In an interesting finding, India's Chandrayaan-1 spacecraft has created the first map of water trapped in the uppermost layer of the Moon’s soil. According to scientists, India's own Moon Impact Probe (MIP) on board the country's maiden unmanned lunar craft had also detected evidence of water on the moon in a finding confirmed by US space agency Nasa which too had an instrument onboard Chandrayaan-I.
Earlier, in 2009 scientists revealed traces of water in the lunar soil but Now, scientists from Brown University have used data gathered from NASA's Moon Mineralogy Mapper instrument to construct a detailed map of where water can be found on the Moon – and it turns out it's more widespread than previously thought.
The study, published in the journal Science Advances, builds on the initial discovery in 2009 of water and a related molecule — hydroxyl, which consists of one atom each of hydrogen and oxygen — in lunar soil.
Also, Nasa thanked Isro for enabling the discovery of water on moon through Chandrayaan-I.
"We want to thank Isro for making the discovery possible. The moon till now was thought to be a very dry surface with lot of rocks," NASA director Jim Green told reporters in Washington.
The study, published in the journal Science Advances, builds on the initial discovery in 2009 of water and a related molecule - hydroxyl, which consists of one atom each of hydrogen and oxygen - in the lunar soil.
Scientists from Brown University in the US used a new calibration of data taken from NASA’s Moon Mineralogy Mapper, which flew aboard Chandrayaan-1 spacecraft in 2008, to quantify how much water is present on a global scale.
“The signature of water is present nearly everywhere on the lunar surface, not limited to the polar regions as previously reported,” said Shuai Li, former PhD student at Brown University.
“The amount of water increases toward the poles and does not show significant difference among distinct compositional terrains,” said Li, who is now a postdoctoral researcher at the University of Hawaii.
Nair said "while the moon impact probe landed, it took nearly 25 minutes. It took some pictures that indicated these water molecules. Another instrument HYS1 to map minerals also helped Nasa's M3 in finding water."
Apart from India's MIP, the Moon Mineralogy Mapper (M3) of Nasa on board Chandrayaan-I also confirmed the presence of water, he said. The "quantity found is much larger than what was expected which is a real finding", he added.
Also, the newly-minted map reveals a few things about the Moon's moisture. At its peak concentration around the poles, water can be found at around 500 to 750 parts per million.

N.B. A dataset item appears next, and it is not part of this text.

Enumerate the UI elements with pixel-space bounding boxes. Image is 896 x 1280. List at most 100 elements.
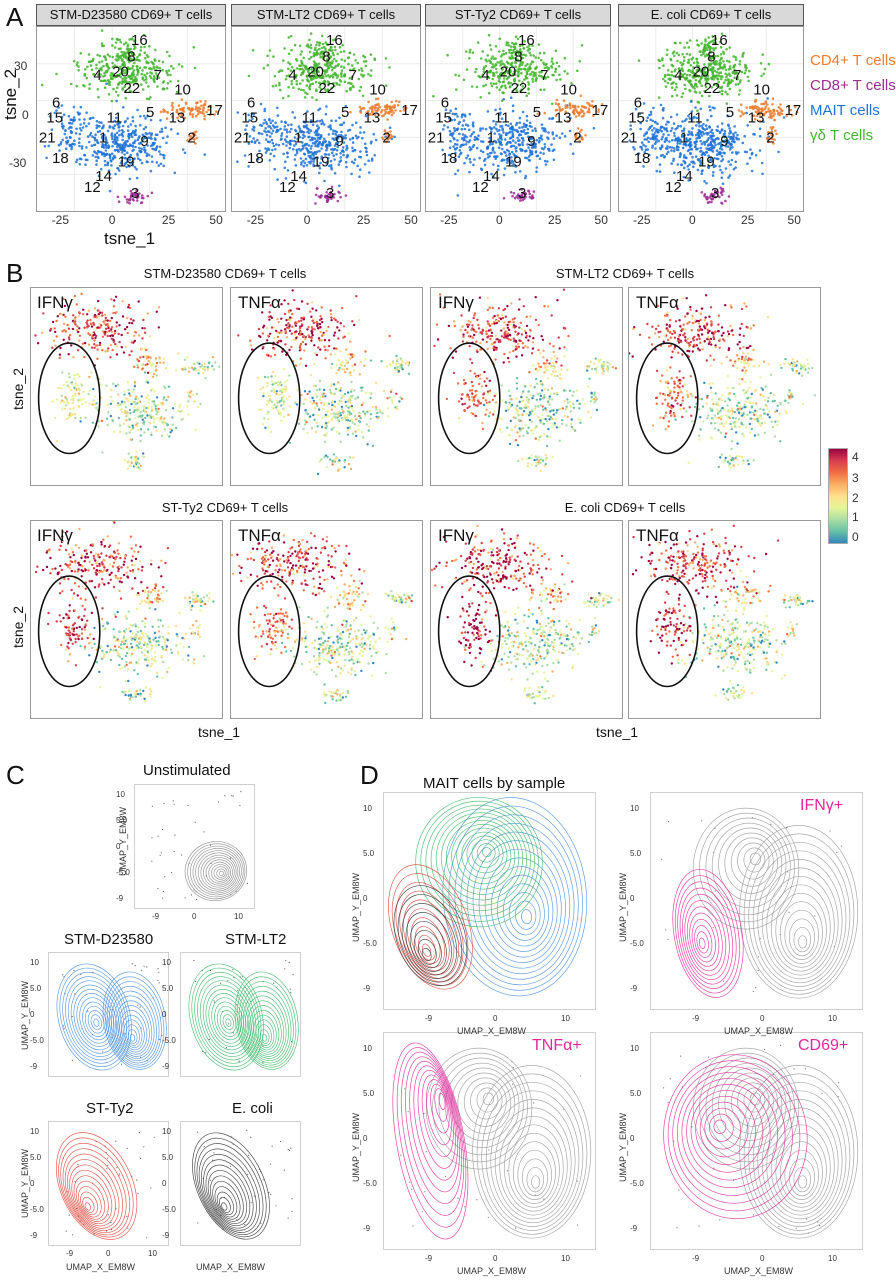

Intriguingly, close to the equator water levels can fluctuate wildly on a daily basis, with the Moon having some 200 parts per million more water overnight than it does at noon.
This map can be proved as a useful resource for future lunar explorers, with places showing the highest concentrations of water being the best targets for missions, if we can develop ways to efficiently extract the stuff.
"This is a roadmap to where water exists on the surface of the Moon," says Milliken. "Now that we have these quantitative maps showing where the water is and in what amounts, we can start thinking about whether or not it could be worthwhile to extract, either as drinking water for astronauts or to produce fuel."
How much water is there on moon?
The new study has suggested that water is abundant on the moon, however the quantity of it still remains a mystery.
Studies carried out in 2011 suggested that volcanic beads contained similar amounts of water as volcanic basalts on Earth. There is probably more water than all of the surface oceans, lakes, and rivers combined deep beneath the Earth.
This new finding could mean that at least part of the moon’s mantle might have as much water as Earth’s. (Read more about how Saturn's largest moon could have the components needed for life.)
What do the new findings mean for the future?
The glass beads contain only 0.05% of water, however, the sheer amount of them offers an exciting opportunity for future moonwalkers.
Astronauts could be one day able extract the water from the volcanic rocks spread across the moon that could save the hassle of bringing their own water from the Earth.
“This is actually very useful,” says Colaprete. “We can actually now have a better handle on these deposits as a potential lunar resource going forward and can be compared to future studies of polar resources.”